Żeby nie wyglądało to tak, że tylko Premier "proponuje" działania naprawcze, przedstawiam swoją kontr-propozycję. Też nie zostanie wprowadzona w życie, za to jest znacznie lepsza niż ta z opowiadań szefa rządu.

Ilu posłów potrzebujemy?

Moja propozycja: 5 (słownie: pięciu).

Podobnie jest z senatorami. Po co nam kilkaset drogich, szwendających się po Warszawie maszynek do głosowania?

Mamy z tego powodu pokaźne koszty, a gdy przychodzi do głosowania, potulne maszynki i tak głosują zgodnie z wytycznymi swojej centrali. Nawet gdy nie obowiązuje ich oficjalnie ogłoszona dyscyplina partyjna!

Nie ma to żadnego znaczenia kto zostanie wybrany.  Decyzje podejmują szefowie partii, zaś posłowie i  kluby parlamentarne są jedynie narzędziami w ich rękach.

Sejm funkcjonowałby znacznie sprawniej, gdyby na Wiejskiej, zamiast 460 niewolnikow, było ich tam tylko 5. Każdy byłby reprezntantem innej partii. Jeśli wyniki wyborów parlamentarnych układ sił nie zmieniłby się znacząco, niewolnik reprezentujący PO miałby np. 200 głosów, niewolnik PiS-u 150 głosów, niewolnik SLD 70,  ten z PSL-u 38, a niewolnik mniejszości niemieckiej 2 głosy...   
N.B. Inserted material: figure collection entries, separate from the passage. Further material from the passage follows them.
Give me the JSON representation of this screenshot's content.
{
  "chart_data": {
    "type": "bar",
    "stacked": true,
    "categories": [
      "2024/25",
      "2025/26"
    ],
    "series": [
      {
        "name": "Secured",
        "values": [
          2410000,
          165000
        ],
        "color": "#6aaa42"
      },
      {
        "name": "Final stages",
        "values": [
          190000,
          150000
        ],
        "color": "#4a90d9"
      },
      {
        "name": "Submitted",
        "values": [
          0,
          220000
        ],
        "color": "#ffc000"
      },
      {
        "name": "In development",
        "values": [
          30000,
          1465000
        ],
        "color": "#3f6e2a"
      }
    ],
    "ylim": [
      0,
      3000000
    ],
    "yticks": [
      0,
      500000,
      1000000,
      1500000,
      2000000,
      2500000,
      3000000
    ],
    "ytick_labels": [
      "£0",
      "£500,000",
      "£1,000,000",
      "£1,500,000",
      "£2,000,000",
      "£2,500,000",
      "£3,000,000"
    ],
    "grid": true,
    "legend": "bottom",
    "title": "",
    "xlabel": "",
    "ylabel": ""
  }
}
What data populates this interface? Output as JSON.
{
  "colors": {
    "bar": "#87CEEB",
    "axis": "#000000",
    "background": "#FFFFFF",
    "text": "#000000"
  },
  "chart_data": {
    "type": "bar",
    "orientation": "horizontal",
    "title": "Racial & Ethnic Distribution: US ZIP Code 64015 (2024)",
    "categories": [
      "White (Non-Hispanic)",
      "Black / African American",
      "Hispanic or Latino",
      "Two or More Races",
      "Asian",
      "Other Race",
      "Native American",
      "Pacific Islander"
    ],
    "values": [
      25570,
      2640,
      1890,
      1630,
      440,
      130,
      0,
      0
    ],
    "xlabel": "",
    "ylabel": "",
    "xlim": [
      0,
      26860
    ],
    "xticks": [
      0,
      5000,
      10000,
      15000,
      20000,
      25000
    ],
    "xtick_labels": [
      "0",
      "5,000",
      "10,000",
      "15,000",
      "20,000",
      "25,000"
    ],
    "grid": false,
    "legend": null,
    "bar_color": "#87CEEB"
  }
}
To propozycja znacznie lepsza od tego co przedstawił Premier. Ciekawe która z partii ją poprze...

 

UwAgA   ReKLAmA:

Głosuj! Korzystaj ze swych demokratycznych praw !!! :)
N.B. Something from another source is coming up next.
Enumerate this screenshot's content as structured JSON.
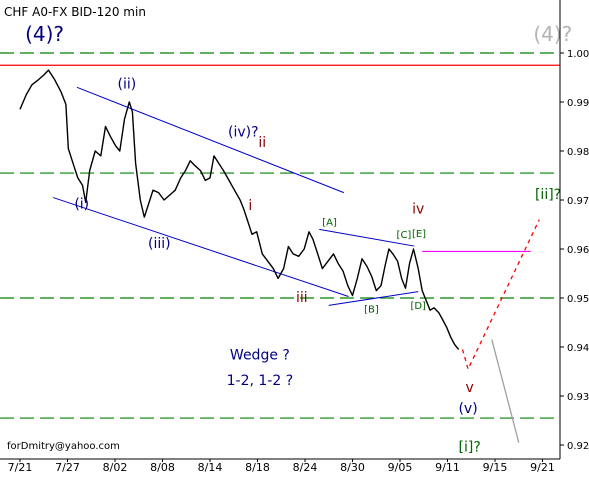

Tym razem poparcie Chłodnego Żółwia w konkursie na Blogera Roku jest znacznie prostsze :)

Wystarczy kliknąć  TUTAJ   (albo na banerek w prawym górnym rogu strony: "Zagłosuj na mnie"), a potem w dolnej ramce wpisać swój adres mailowy, wcisnąć "WYŚLIJ" i po jakimś czasie, ze swojej skrzynki potwierdzić (KLIKNĄĆ NA LINK który przyjdzie na adres mailowy) faktyczne poparcie dla zaskorupiałego gada.
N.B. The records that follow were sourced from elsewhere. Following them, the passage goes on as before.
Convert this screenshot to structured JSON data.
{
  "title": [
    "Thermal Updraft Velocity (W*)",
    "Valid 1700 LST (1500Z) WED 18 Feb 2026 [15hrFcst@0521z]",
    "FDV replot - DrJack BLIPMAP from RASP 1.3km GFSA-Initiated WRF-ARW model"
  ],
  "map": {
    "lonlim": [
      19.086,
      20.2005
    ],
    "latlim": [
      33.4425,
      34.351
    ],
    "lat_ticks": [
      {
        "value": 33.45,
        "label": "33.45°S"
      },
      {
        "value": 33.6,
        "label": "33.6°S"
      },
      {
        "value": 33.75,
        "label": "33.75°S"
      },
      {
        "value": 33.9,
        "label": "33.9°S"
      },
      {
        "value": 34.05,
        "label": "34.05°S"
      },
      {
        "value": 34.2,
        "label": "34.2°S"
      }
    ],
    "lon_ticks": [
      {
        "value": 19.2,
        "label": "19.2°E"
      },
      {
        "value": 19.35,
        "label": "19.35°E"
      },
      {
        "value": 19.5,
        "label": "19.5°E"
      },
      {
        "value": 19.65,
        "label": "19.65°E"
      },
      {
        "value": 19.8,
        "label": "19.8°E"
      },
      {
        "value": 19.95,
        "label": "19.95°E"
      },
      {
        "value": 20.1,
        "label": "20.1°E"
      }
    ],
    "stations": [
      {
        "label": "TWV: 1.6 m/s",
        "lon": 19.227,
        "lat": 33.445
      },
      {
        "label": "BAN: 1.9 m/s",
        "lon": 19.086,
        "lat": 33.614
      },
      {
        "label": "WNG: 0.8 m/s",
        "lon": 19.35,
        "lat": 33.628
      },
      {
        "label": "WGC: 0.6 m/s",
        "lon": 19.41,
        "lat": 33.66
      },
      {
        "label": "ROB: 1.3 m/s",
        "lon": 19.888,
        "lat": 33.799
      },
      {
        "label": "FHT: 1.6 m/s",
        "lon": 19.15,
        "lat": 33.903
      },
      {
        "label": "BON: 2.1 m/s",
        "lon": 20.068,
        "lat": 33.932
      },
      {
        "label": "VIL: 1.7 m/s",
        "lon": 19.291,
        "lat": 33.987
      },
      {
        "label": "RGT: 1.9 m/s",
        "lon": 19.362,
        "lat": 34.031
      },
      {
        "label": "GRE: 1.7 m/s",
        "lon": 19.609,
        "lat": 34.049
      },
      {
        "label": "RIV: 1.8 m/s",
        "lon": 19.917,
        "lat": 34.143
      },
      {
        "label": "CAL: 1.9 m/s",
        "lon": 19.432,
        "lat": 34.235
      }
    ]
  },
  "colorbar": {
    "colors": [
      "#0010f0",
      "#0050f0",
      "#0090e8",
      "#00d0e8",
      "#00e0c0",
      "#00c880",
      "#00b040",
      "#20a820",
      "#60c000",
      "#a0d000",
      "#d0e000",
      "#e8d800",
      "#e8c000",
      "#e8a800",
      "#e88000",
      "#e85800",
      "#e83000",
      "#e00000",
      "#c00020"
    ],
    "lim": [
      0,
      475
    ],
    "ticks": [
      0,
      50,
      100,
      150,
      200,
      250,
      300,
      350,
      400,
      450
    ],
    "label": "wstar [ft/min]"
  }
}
Nie trzeba wysyłać żadnych obrzydliwie kosztownych esemesów

Brak głosów

Komentarze

Jak karnawał, to w Rio!
A jak w ryja, to w POlikota!
pzdr

Vote up!
0
Vote down!
0

antysalon

#47437

czekam, która z partii podchwyci mój pomysł :) Kiedyś Schetyna parę ciekawych rzeczy obiecywał... powinien być pierwszy. Pozdrawiam.

Vote up!
0
Vote down!
0
#47444

obrady do Bundestagu, będzie taniej i szybciej?
Pozdrawiam

Vote up!
0
Vote down!
0

Pozdrawiam
**********
Niepoprawni: "pro publico bono".

#47441

Mówimy o Sejmie RP. Tam nie ma obrad, debat itp. Jest rozkaz, to się go wykonuje i tyle.
Po co oni mieli by o czymkolweik debatować? Muszą glosowac tak jak im każą. Szkoda czasu na debaty :)

Vote up!
0
Vote down!
0
#47442

W takim razie po co nam taka "atrapa demokracji", żeby sondaże były wysokie dla "zarządzającej partii"?
"Sobiesiaki" i służby rządzą, a tefałonowskie lemingi upajają się nienawiścią do kaczyńskich.
Tak wygląda ta pseudo-demokracja w Polsce.
Pozdrawiam

Vote up!
0
Vote down!
0

Pozdrawiam
**********
Niepoprawni: "pro publico bono".

#47447

Igrzyska się ludziom należą! Nie wiesz, że lud lubi igrzyska? :) Cieszą się ludziska, że ich zawodnik zdobył medal :))) Leć Adam leeeeeeć!

Vote up!
0
Vote down!
0
#47448

... przyjęli zaproszenie od tego strasznego Kaczyńskiego. Miejmy nadzieję, że Adam nie popełni tego błędu. Jaki lud, takie igrzyska parafrazując starożytnych.
Pozdrawiam

Vote up!
0
Vote down!
0

Pozdrawiam
**********
Niepoprawni: "pro publico bono".

#47449

Pomysł zacny, ale zbyt "przyszłościowy".
Póki co, zaproponowałbym nieśmiertelne JOW-y, na zasadzie: jeden powiat - jeden poseł. Jedno województwo - jeden senator.

pozdrowienia

Gadający Grzyb

Vote up!
0
Vote down!
0

pozdrowienia

Gadający Grzyb

#47472

Już kiedyś o nim słyszałem - nie pamiętam gdzie. Nie zostanie zastosowane bo obnażyło by ustrój oligarchiczny, który skrywa się za rzeszami "demokratycznie wybranych" statystów.
Pozdrawiam. Bacz

Vote up!
0
Vote down!
0

Pozdrawiam. Bacz

#47480

Z gory przepraszam, jesli ktos drugi raz przeczyta ten wpis, ktory zamiescilem przed chwila na innym portalu.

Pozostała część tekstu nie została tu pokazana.